Last week’s superstorm Sandy demonstrated on a grand scale the kind of turmoil extreme weather events can bring to coastal areas.

Rising sea levels bring high tides and high waves to our shores. It is no longer possible to halt all the impacts coming with climate change. It is time to start adapting to those changes that are now inevitable.

The public media project RISE looked to the San Francisco Bay Area for answers. These are the stories of men and women living along the water: a fisherman, a farmer, a developer and others. We see the bay from various perspectives. A kayaker brings us eye level to levees at the water’s edge. An urban planner considers how filling in wetlands has increased the flood risk. An architect suggests one plan that may keep the waters in check. Their responses can provide a model for people everywhere in the face of this growing global crisis.

Webstory 1: Beside The Tide

Sea level rise is an effect of global climate change. How does this work? As oceans absorb heat from carbon pollution, the waters expand. As glaciers melt, more water pours into the oceans. Climate disruption causes higher tides and storm surges. The result: more and more flooding for cities like San Francisco.

Webstory 2: Hard Choices

While we must stop adding greenhouse gases to the global atmosphere, conservation and green technologies can no longer completely halt the impact of climate change on people, wildlife, and the lands and waters we depend on. Adapting to climate change is also necessary. This story is about creative solutions to deal with sea level rise for cities at the waters’ edge.

Webstory 3: Rooted at the Water’s Edge

Steve’s pickup truck bumps along a narrow dirt road running along the top of a levee. This is Tyler Island, in the San Francisco Delta, where Steve is a third generation farmer; his son is being raised as the fourth. But Steve’s land lies 20 feet below sea level and the levees protecting it from the surrounding waters are threatened by sea level rise. For Steve, retreat is not an option. He has a family legacy to preserve.

Webstory 4: Mortgaging the Future

In the development rush of the 1960’s 40% of the San Francisco Bay was filled in.

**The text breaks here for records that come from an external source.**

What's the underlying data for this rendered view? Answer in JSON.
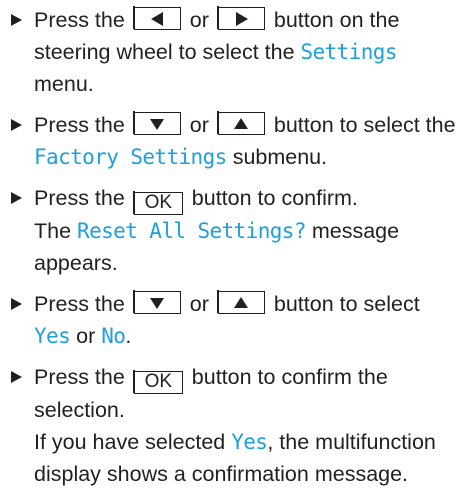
{
  "colors": {
    "text": "#231f20",
    "display_text": "#1ea0dc"
  },
  "keys": {
    "left_icon": "left-triangle-icon",
    "right_icon": "right-triangle-icon",
    "down_icon": "down-triangle-icon",
    "up_icon": "up-triangle-icon",
    "ok": "OK"
  },
  "steps": [
    {
      "line1_a": "Press the",
      "line1_or": "or",
      "line1_b": "button on the",
      "line2_a": "steering wheel to select the",
      "display_term": "Settings",
      "line3": "menu."
    },
    {
      "line1_a": "Press the",
      "line1_or": "or",
      "line1_b": "button to select the",
      "display_term": "Factory Settings",
      "line2_b": "submenu."
    },
    {
      "line1_a": "Press the",
      "line1_b": "button to confirm.",
      "line2_a": "The",
      "display_term": "Reset All Settings?",
      "line2_b": "message",
      "line3": "appears."
    },
    {
      "line1_a": "Press the",
      "line1_or": "or",
      "line1_b": "button to select",
      "display_yes": "Yes",
      "line2_or": "or",
      "display_no": "No",
      "line2_end": "."
    },
    {
      "line1_a": "Press the",
      "line1_b": "button to confirm the",
      "line2": "selection.",
      "line3_a": "If you have selected",
      "display_yes": "Yes",
      "line3_b": ", the multifunction",
      "line4": "display shows a confirmation message."
    }
  ]
}
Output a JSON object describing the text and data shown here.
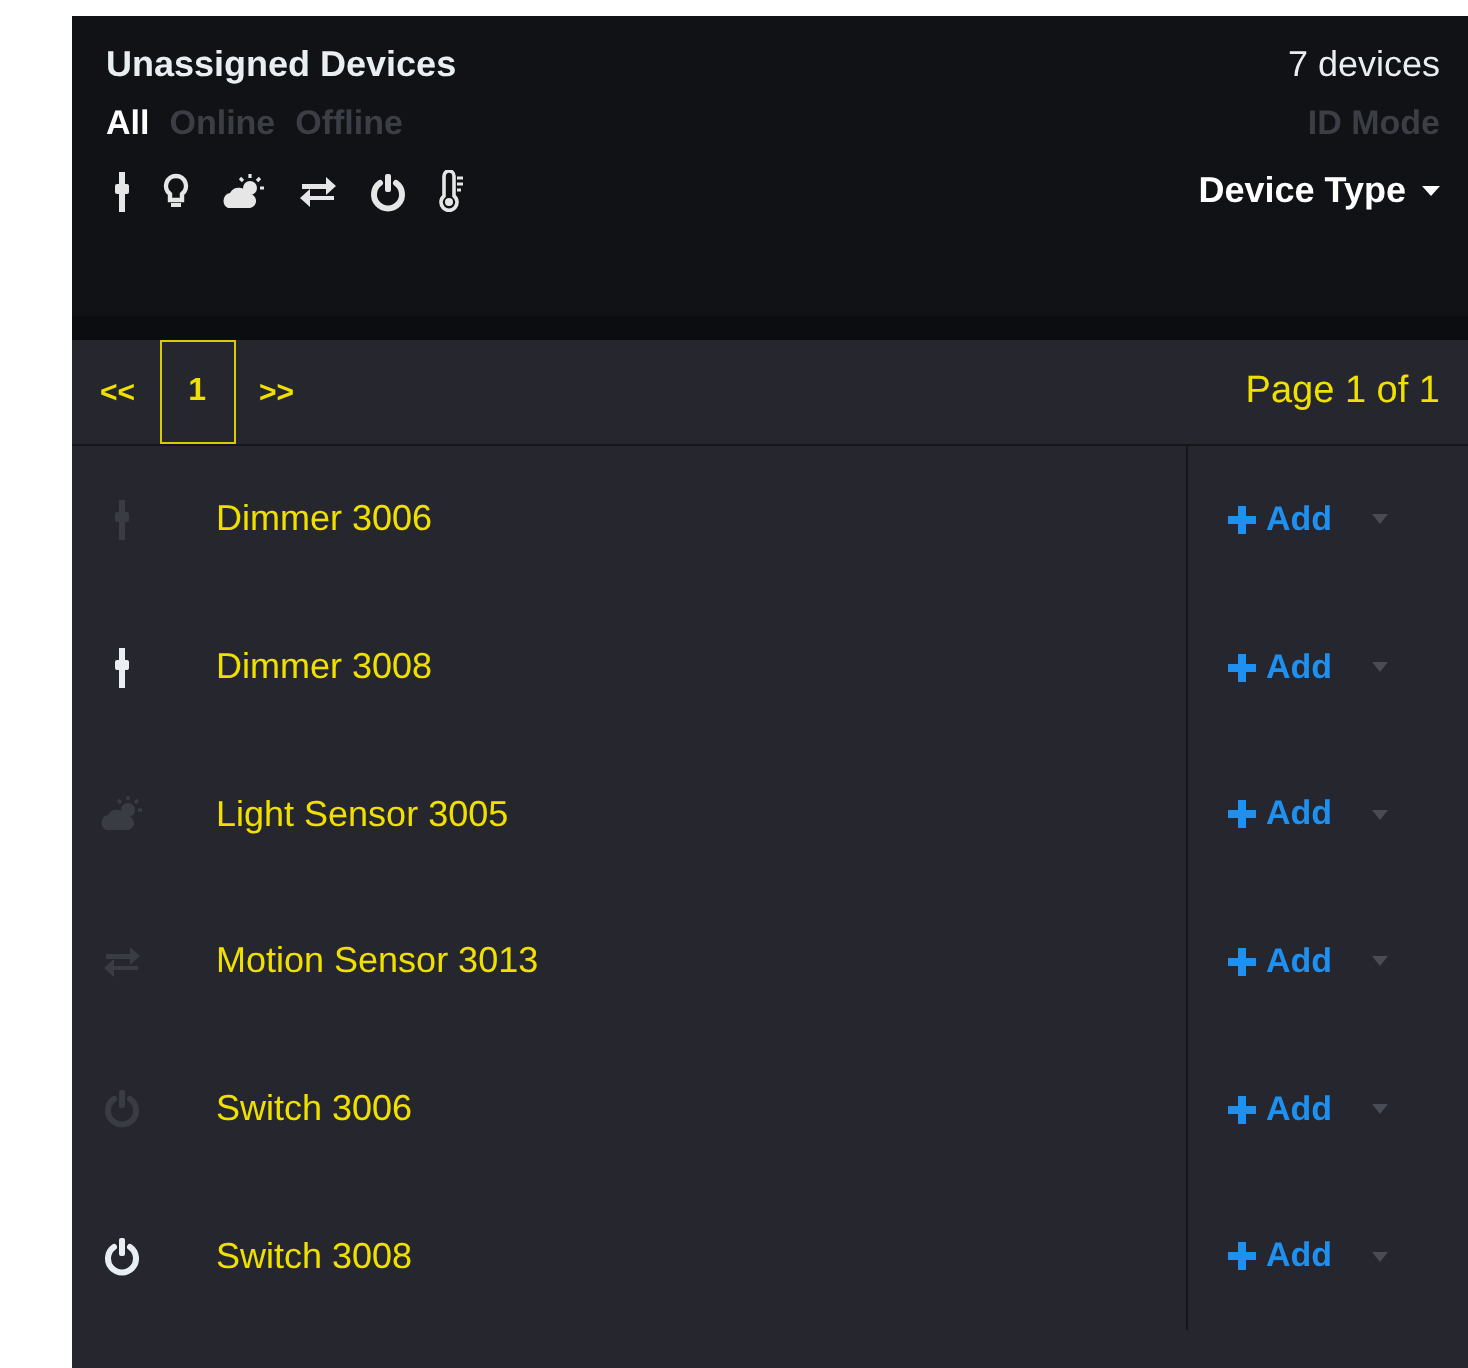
{
  "header": {
    "title": "Unassigned Devices",
    "count": "7 devices",
    "id_mode": {
      "label": "ID Mode",
      "disabled": true
    },
    "filters": [
      {
        "label": "All",
        "selected": true
      },
      {
        "label": "Online",
        "selected": false
      },
      {
        "label": "Offline",
        "selected": false
      }
    ],
    "type_icons": [
      {
        "kind": "dimmer"
      },
      {
        "kind": "bulb"
      },
      {
        "kind": "weather"
      },
      {
        "kind": "arrows"
      },
      {
        "kind": "power"
      },
      {
        "kind": "thermometer"
      }
    ],
    "device_type": {
      "label": "Device Type"
    }
  },
  "pager": {
    "prev": "<<",
    "pages": [
      {
        "label": "1",
        "selected": true
      }
    ],
    "next": ">>",
    "summary": "Page 1 of 1"
  },
  "devices": [
    {
      "name": "Dimmer 3006",
      "kind": "dimmer",
      "online": false,
      "action": "Add"
    },
    {
      "name": "Dimmer 3008",
      "kind": "dimmer",
      "online": true,
      "action": "Add"
    },
    {
      "name": "Light Sensor 3005",
      "kind": "weather",
      "online": false,
      "action": "Add"
    },
    {
      "name": "Motion Sensor 3013",
      "kind": "arrows",
      "online": false,
      "action": "Add"
    },
    {
      "name": "Switch 3006",
      "kind": "power",
      "online": false,
      "action": "Add"
    },
    {
      "name": "Switch 3008",
      "kind": "power",
      "online": true,
      "action": "Add"
    }
  ]
}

One result was Foster City, built completely on wetlands and sitting at sea level. But rising seas, higher waves and storm surges, brought on by climate change, threaten the levees in front of this city. T. Jack Foster Junior, who built this town, paints a rosier picture of the area’s future.

Webstory 5: The Flood Next Time

Chuey Cazares is part of a large extended Chicano family, living in the tiny hamlet of Alviso. Nestled in between salt ponds, on the southern tip of San Francisco Bay, Alviso is at risk of flooding from both the creeks above and the Bay below. Converting the salt ponds back to their original wetlands could save this town.

Webstory 6: Tide Ride

San Francisco Bay is the largest estuary on the Pacific coast of the Americas, and it is a place of great biological diversity. We journey underneath its surface to swim with the harbor seals; we look overhead at a million migratory birds; and we explore marshlands along its shores.

(These webstories were produced as part of the public media project, RISE Climate Change and Coastal Communities.)